首都直下地震の場合、猶予時間は2、3秒しかない。カタカタと感じるのと、スマホが鳴るのはほぼ同時です。大切なことはカタカタと揺れ始めた時に、どうするかをあらかじめ考えておくこと。小学生は月に1度、防災訓練をやっていて、机の下にもぐったり、ヘルメットをかぶったり、クッションで頭を防いだりしています。その点、大人はやっていないから、危ないですよね。
――現実に地震が起きた時、どう対処すべきですか。
発生から最初の3分でいったん揺れは収まる。その次にどうするかが重要です。もし、自分の住んでいるのが、1981年の耐震基準の前につくられた古い家で、耐震補強していなかったら、すぐに倒れてくるかもしれません。その場合は一刻も早く屋外に避難しなければいけない。
――現在の耐震基準で建てた家ならどうでしょうか。
その場合、震度7でもすぐに倒壊することはほとんどないと思います。だから、慌てて外に出て、上からガラスが落ちてきて、けがをするほうが危ない。むしろ、屋内にとどまったほうがいいでしょう。自宅でも職場でも、今、自分のいるところがどういう場所なのか、あらかじめ知っておく必要があります。
――中央防災会議が先月まとめた応急対策では、仮に首都直下地震が起こった場合、救助が必要な人7万2000人、帰宅困難者800万人が発生すると想定しています。

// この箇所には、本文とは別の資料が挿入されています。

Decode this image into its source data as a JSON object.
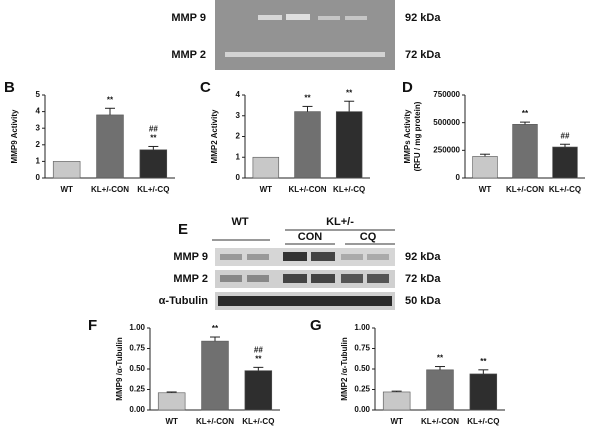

東日本大震災時に起こった大渋滞を見れば分かりますが、首都圏でいったん大きな地震が起きると、救助が必要なところに行くのに時間がかかる。たとえ、14万人の救助部隊が投入されても、3日間は誰も助けてくれないと考えて、自ら準備をしておかないといけない。生き延びるために一番必要なのは水で、3日間分を確保しておくべきです。企業は一斉帰宅を抑制する必要がある。そのためには、社員がむやみに家に帰ることがないよう、社内に備蓄をしておかないといけません。
▽ひらた・なおし 1954年、東京都生まれ。東大理学部地球物理学科卒。東大地震研究所教授。文科省首都直下地震防災・減災特別プロジェクトリーダーなどを歴任。今年4月からは東海地震判定会会長を務める。専門は観測地震学。